[Editor’s Note: Brooklyn Academy of Music (BAM) is partnering with the International Film Festival Rotterdam (IFFR) to highlight the films in IFFR’s prestigious VPRO Tiger Awards competition (given to first- or second-time filmmakers). A weeklong series, encompassing 15 films, as well as a “shorts” program, Rotterdam @ BAM gives New Yorkers (and New York’s close neighbors) an unprecedented opportunity to take a look at these award-winning films from all over the world.]
Mama, co-directed by Russian husband and wife Yelena and Nicolay Renard, shows a couple of days in the life of a mother and her obese 40-year-old son. There is no dialogue in the film.
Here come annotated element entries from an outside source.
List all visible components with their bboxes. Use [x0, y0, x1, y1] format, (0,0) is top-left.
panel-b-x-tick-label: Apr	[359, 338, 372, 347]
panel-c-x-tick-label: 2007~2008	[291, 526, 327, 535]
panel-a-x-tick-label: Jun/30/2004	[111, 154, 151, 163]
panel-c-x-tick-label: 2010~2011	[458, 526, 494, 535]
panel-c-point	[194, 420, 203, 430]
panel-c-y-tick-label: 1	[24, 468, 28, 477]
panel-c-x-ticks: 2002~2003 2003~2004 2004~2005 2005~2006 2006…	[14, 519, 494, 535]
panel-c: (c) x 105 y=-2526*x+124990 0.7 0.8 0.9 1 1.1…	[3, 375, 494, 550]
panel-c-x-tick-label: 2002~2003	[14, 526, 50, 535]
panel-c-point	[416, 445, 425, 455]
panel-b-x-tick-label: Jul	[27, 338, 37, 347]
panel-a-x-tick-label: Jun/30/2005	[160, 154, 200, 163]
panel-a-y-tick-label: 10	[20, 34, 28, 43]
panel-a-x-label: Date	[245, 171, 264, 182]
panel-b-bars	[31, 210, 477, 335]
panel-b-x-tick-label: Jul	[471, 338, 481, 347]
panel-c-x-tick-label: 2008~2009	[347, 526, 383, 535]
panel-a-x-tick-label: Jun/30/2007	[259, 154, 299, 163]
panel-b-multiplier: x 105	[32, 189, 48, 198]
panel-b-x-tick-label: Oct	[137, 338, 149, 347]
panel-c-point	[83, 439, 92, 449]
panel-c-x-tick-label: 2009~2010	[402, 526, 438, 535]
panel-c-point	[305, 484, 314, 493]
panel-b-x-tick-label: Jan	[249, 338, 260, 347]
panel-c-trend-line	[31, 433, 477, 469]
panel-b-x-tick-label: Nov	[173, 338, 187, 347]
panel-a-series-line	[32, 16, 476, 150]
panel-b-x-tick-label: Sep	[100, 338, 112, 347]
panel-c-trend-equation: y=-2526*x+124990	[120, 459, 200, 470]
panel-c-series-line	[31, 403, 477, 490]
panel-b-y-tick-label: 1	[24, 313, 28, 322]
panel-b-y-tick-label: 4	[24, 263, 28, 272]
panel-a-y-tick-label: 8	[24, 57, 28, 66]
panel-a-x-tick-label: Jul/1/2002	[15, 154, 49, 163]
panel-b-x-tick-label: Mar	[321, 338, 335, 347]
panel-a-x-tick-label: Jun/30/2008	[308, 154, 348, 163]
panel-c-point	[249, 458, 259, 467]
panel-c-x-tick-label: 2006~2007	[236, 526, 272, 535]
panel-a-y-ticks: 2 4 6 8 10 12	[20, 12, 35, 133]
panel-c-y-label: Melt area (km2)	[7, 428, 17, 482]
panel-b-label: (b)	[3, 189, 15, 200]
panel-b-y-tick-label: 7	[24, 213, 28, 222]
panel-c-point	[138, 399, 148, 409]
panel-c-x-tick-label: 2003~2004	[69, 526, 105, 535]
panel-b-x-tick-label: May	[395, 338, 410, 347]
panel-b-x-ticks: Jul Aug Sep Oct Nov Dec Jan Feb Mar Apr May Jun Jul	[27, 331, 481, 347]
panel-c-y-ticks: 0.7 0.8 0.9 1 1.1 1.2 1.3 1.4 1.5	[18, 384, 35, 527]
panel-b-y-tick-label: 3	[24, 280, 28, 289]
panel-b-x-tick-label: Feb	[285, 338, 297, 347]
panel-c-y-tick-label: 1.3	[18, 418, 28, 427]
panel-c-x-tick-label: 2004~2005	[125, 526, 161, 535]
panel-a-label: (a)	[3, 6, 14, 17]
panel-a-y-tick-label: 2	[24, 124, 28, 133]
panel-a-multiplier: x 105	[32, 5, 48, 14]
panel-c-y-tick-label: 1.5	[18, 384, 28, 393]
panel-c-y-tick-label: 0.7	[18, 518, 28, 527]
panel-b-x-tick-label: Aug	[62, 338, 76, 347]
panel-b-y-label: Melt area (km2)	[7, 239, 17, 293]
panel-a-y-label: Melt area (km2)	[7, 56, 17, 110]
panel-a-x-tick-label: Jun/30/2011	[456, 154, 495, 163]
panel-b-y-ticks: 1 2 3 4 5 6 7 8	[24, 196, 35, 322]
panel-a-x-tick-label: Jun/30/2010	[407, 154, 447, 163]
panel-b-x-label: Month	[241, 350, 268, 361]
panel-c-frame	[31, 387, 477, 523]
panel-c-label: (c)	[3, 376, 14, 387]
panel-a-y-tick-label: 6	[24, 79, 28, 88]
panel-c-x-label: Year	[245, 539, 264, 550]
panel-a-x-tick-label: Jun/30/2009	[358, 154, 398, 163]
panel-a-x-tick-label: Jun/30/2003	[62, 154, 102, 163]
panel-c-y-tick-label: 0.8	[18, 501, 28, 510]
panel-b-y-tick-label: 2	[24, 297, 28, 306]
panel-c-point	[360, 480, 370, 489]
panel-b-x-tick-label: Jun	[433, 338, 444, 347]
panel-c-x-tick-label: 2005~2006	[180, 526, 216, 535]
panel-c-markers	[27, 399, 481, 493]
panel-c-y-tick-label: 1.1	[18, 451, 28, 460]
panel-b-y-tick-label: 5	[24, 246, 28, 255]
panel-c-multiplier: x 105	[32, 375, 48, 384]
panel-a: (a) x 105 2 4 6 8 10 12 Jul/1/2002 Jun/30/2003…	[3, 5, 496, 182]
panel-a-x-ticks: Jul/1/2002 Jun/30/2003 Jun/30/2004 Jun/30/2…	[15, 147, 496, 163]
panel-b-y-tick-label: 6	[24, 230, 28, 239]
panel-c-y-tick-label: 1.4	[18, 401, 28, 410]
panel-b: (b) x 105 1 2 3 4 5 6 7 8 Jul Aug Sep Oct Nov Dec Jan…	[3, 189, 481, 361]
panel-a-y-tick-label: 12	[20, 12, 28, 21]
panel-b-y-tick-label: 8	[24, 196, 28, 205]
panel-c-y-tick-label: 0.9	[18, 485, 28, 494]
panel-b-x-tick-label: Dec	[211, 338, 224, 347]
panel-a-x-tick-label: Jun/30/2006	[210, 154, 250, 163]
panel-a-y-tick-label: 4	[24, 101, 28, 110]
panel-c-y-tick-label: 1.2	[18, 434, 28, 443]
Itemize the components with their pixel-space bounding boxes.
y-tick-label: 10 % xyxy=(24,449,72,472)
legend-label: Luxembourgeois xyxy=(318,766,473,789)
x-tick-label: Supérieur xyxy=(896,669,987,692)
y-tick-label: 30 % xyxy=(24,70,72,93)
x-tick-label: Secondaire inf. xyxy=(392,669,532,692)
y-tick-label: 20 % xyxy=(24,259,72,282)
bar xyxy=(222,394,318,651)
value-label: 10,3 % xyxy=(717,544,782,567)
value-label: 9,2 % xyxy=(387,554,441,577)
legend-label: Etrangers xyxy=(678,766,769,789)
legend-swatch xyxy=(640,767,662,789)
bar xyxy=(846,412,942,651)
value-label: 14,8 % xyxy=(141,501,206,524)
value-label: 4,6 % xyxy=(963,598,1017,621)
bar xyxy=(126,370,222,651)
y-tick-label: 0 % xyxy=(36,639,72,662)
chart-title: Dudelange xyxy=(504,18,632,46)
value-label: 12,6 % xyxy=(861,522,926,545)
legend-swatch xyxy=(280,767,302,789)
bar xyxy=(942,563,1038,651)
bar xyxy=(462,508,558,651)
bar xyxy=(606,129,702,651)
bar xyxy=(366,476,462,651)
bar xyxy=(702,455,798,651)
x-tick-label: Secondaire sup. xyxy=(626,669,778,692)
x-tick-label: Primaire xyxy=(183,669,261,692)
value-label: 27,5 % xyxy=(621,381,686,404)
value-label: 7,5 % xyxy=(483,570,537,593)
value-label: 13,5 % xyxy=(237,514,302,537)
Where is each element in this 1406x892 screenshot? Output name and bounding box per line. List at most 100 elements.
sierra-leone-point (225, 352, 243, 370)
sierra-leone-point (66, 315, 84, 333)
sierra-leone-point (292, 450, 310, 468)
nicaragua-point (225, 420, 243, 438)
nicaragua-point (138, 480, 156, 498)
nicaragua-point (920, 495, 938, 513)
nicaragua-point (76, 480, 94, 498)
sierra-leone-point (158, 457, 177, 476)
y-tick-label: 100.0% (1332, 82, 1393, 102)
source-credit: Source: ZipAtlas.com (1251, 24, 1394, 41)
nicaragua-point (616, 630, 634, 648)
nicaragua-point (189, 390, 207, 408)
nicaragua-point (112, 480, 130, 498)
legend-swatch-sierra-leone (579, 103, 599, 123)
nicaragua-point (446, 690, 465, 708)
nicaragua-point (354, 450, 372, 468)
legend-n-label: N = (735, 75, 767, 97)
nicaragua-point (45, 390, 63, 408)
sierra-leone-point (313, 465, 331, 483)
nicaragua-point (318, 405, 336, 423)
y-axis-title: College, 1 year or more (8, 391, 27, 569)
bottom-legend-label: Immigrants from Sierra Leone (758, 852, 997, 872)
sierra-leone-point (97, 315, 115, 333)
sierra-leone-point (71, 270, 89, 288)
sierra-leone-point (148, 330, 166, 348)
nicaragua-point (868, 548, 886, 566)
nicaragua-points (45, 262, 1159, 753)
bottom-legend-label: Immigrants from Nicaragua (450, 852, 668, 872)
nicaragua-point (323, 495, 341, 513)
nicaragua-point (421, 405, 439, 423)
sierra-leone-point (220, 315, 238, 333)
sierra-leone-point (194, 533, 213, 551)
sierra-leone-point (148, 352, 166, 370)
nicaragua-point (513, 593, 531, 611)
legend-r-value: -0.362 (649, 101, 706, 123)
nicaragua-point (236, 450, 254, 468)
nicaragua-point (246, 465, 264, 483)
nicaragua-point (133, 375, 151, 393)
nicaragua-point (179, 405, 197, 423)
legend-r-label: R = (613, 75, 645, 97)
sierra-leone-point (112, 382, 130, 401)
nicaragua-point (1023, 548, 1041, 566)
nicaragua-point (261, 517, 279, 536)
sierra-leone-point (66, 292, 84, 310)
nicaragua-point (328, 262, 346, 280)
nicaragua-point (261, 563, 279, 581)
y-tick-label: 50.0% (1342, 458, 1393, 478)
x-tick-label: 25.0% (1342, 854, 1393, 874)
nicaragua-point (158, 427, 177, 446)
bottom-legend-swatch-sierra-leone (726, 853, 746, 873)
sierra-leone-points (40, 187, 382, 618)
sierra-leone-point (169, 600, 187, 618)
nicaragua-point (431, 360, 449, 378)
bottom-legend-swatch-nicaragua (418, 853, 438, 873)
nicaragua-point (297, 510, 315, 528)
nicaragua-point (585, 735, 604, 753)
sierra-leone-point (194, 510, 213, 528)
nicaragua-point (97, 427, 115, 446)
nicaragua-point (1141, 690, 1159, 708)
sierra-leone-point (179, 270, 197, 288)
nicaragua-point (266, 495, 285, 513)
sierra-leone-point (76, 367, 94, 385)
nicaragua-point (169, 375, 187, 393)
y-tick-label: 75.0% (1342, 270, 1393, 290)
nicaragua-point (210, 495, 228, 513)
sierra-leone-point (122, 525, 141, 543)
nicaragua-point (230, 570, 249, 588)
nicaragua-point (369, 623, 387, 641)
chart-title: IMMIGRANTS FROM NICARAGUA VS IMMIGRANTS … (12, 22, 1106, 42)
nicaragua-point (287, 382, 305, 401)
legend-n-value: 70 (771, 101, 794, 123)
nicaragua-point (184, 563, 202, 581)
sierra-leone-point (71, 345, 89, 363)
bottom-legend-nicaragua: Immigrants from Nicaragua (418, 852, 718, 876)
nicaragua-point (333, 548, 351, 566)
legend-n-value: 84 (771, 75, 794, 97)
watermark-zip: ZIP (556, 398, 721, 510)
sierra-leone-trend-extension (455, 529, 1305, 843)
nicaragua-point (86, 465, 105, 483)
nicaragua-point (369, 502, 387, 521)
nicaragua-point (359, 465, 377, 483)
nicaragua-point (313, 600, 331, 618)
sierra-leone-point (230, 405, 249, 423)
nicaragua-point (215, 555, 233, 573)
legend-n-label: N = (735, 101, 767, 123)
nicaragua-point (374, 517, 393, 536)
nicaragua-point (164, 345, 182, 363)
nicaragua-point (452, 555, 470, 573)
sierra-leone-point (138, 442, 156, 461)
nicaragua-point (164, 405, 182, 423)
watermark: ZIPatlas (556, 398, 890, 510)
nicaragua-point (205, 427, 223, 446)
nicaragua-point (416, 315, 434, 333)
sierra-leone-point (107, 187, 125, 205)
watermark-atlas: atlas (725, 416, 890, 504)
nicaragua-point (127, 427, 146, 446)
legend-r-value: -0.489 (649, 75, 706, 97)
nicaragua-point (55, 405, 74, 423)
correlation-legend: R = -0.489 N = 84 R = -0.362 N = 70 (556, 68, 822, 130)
There is no overt plot, although there are clues that something is about to happen (one scene shows the mother packing a suitcase with the son’s clothes), and the film is made up of long silent takes, one after the other after the other, observing the rhythms of these two characters as they go through their daily lives.
The mother is overly protective of her son, although maybe he really does need it. Mama shows the dangers of babying an adult. The two of them sit at a table as the rain batters the window, and he eats the hard-boiled eggs that she has cooked for him, and she reaches out and wipes his mouth after every bite. He sits in the tub, naked, and she gives him a bath, a startlingly intimate scene. She crouches on the linoleum shining his shoes. These are not scenes so much as extended tableaux.
The Renards did not use professional actors and so Mama, with the evocative opening title “based on a true story,” feels like a documentary. It made me wonder about the rehearsal process, and the choice of scenes and small events. Did they come out of improvisation? Observation of the “true story”? Nothing is purposefully portrayed here, there is no “acting” going on, and yet there are moments of quiet power here. The mother, after a long day, washes her face in the sink and then, suddenly, stares at herself in the mirror for a long time. The next thing we see is her curling up on the couch (where she sleeps), and whatever might have been revealed to her while staring at her own reflection is left for the audience to guess.
One of the early scenes shows a park with trees and paths (one of the few exterior shots), and we see the son walking slowly into frame holding a lunch box. There is a cast-iron statue in the middle of the park of two deer, a doe and her fawn. The fawn reaches up its head towards the mother and the doe gracefully bends her head down towards her baby. I am sure that this choice of setting was deliberate, as we watch the giant son stand by the statue, eating his lunch. The nourishing maternal energy of the doe, necessary to bring her vulnerable baby to adulthood without harm, is somehow made perverse in Mama, where mother and son live in a potent cramped realm of caretaking and submission.
Mama may have had more power if it had been a short film, the energy having no chance to dissipate as I felt it did here. Baffling though the experience was for me—quiet and sometimes boring—Mama does have a strange and compelling pulse to it, with the non-professional actors fearlessly presenting their bodies, faces and flaws to the camera in a way that puts many well-known movie stars to shame. The adult son has a map of the world tacked up over his bed. It made me wonder why his mother was packing his suitcase, and where on earth he was planning to go.